Good evening bitches, I’m back for another round. First off, a warm thanks to all who are viewing and reading my thoughts. I hope that I am enlightening and/or entertaining you.
Now, on to tonight’s topic: body image. Or, I should say: my body image. When I say that, I am not talking about the “Girls need to be size 2, thigh gap, fat-shaming” we see portrayed in magazines and fashion articles. What I am talking about is what I see, or feel, or think about myself when I close my eyes at night, or look in the mirror in the morning.

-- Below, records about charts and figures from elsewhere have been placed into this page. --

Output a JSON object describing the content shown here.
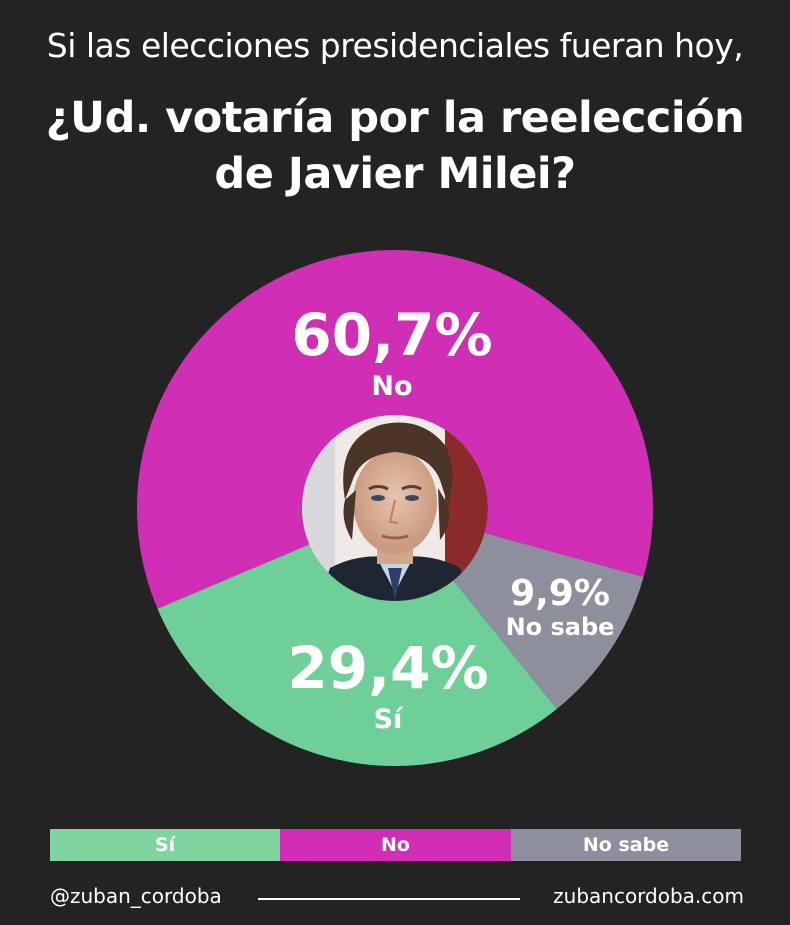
{
  "header": {
    "subtitle": "Si las elecciones presidenciales fueran hoy,",
    "title_line1": "¿Ud. votaría por la reelección",
    "title_line2": "de Javier Milei?"
  },
  "chart_data": {
    "type": "pie",
    "title": "¿Ud. votaría por la reelección de Javier Milei?",
    "subtitle": "Si las elecciones presidenciales fueran hoy,",
    "slices": [
      {
        "label": "No",
        "value": 60.7,
        "display": "60,7%",
        "color": "#cf2eb5"
      },
      {
        "label": "No sabe",
        "value": 9.9,
        "display": "9,9%",
        "color": "#8e8f9d"
      },
      {
        "label": "Sí",
        "value": 29.4,
        "display": "29,4%",
        "color": "#6ecf98"
      }
    ],
    "legend": [
      "Sí",
      "No",
      "No sabe"
    ],
    "legend_position": "bottom"
  },
  "legend": {
    "items": [
      {
        "label": "Sí",
        "color": "#80d4a0"
      },
      {
        "label": "No",
        "color": "#cf2eb5"
      },
      {
        "label": "No sabe",
        "color": "#8e8f9d"
      }
    ]
  },
  "center_photo": {
    "icon": "portrait-photo"
  },
  "footer": {
    "handle": "@zuban_cordoba",
    "website": "zubancordoba.com"
  }
}
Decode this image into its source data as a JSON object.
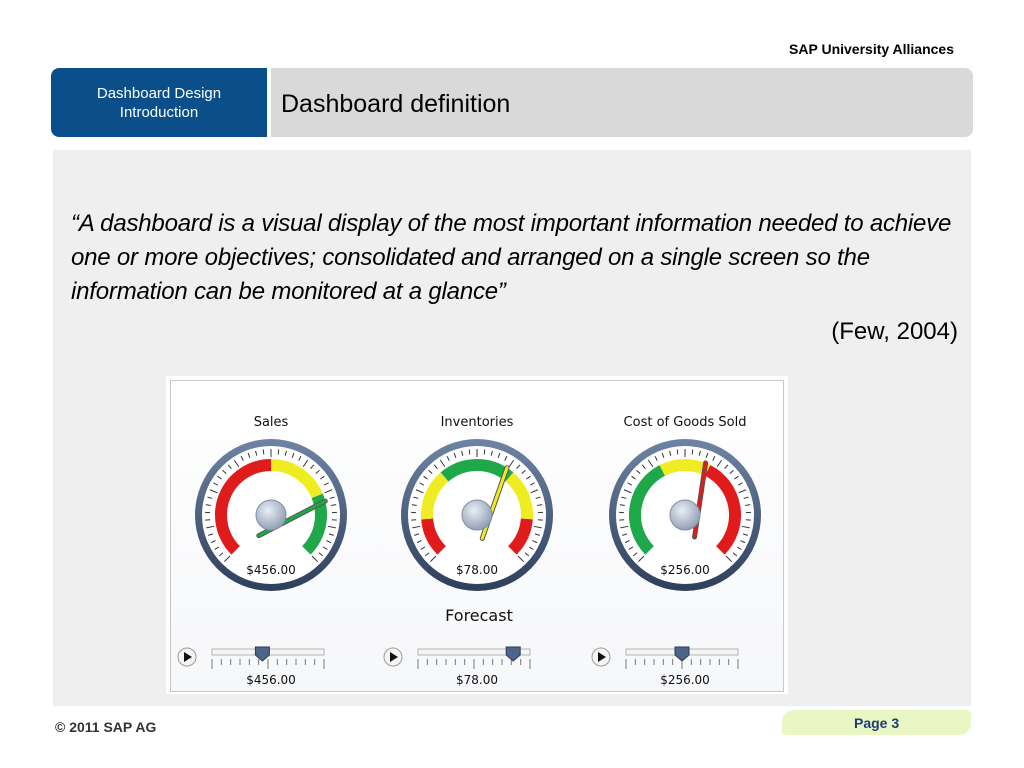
{
  "header": {
    "organization": "SAP University Alliances",
    "section_line1": "Dashboard Design",
    "section_line2": "Introduction",
    "title": "Dashboard definition"
  },
  "quote": {
    "line1": "“A dashboard is a visual display of the most important information needed to achieve",
    "line2": "one or more objectives; consolidated and arranged on a single screen so the",
    "line3": "information can be monitored at a glance”",
    "citation": "(Few, 2004)"
  },
  "dashboard": {
    "forecast_label": "Forecast",
    "gauges": [
      {
        "title": "Sales",
        "value_label": "$456.00",
        "slider_label": "$456.00",
        "needle_level": 0.78,
        "slider_level": 0.45,
        "bands": [
          [
            "#e01b1b",
            0,
            0.5
          ],
          [
            "#f0ec22",
            0.5,
            0.75
          ],
          [
            "#1fa84a",
            0.75,
            1
          ]
        ]
      },
      {
        "title": "Inventories",
        "value_label": "$78.00",
        "slider_label": "$78.00",
        "needle_level": 0.62,
        "slider_level": 0.85,
        "bands": [
          [
            "#e01b1b",
            0,
            0.15
          ],
          [
            "#f0ec22",
            0.15,
            0.35
          ],
          [
            "#1fa84a",
            0.35,
            0.65
          ],
          [
            "#f0ec22",
            0.65,
            0.85
          ],
          [
            "#e01b1b",
            0.85,
            1
          ]
        ]
      },
      {
        "title": "Cost of Goods Sold",
        "value_label": "$256.00",
        "slider_label": "$256.00",
        "needle_level": 0.58,
        "slider_level": 0.5,
        "bands": [
          [
            "#1fa84a",
            0,
            0.4
          ],
          [
            "#f0ec22",
            0.4,
            0.6
          ],
          [
            "#e01b1b",
            0.6,
            1
          ]
        ]
      }
    ]
  },
  "footer": {
    "copyright": "© 2011 SAP AG",
    "page": "Page 3"
  },
  "colors": {
    "brand_blue": "#0b4f8a",
    "header_gray": "#d9d9d9",
    "panel_gray": "#efefef",
    "page_tab": "#eaf6c4"
  }
}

What I see is not me. And, it makes me unhappy often times. I do not like the image my body presents to me in the mirror. The images that swirl in my brain behind closed eyes at night, consist of shoulder brunette length hair, a hint of red, curled around soft, feminine cheek bones.I see dark, smoldering eyes peering out from underneath my bangs. I see smooth, high cheek bones, a narrow jaw line, and no jowls. I see the face of an attractive, forty-something woman. At least that’s what my my brain is showing me.
Then I wake up and look in the mirror and that is not what I see. My reflection disappoints with the look of stubbly whiskers, a receding hairline, and droopy jowls. It’s the antithesis of the attractive woman in my mind.
I can fix some things. For instance, I can create the smoldering, sexy eyes. I can give the illusion of the smooth, high cheek bones. But I feel it’s all just a mockery that’s covering up what’s underneath. But still, I do what I can to work towards the image that resides in my mind.
But, with all that, there’s the rest of my body. The other images conjured up by my brain are a thinner, more fit woman. I’m not suggesting that I want to look like a model off the runway in Paris. I’m talking about a healthy, average, body weight woman. And, don’t get me wrong, I don’t think that’s how I should look because “society says I should look like that”. For example, the few outfits I do own are a size 20 or above, XXL or larger. The woman I see myself as would be happy with a size 14 to 16 pencil skirt, or dress. That’s just how my mind envisions what I should look like. That’s what I see in my sleep.
Is that wrong of me to want that? To want to see what my bind is showing me?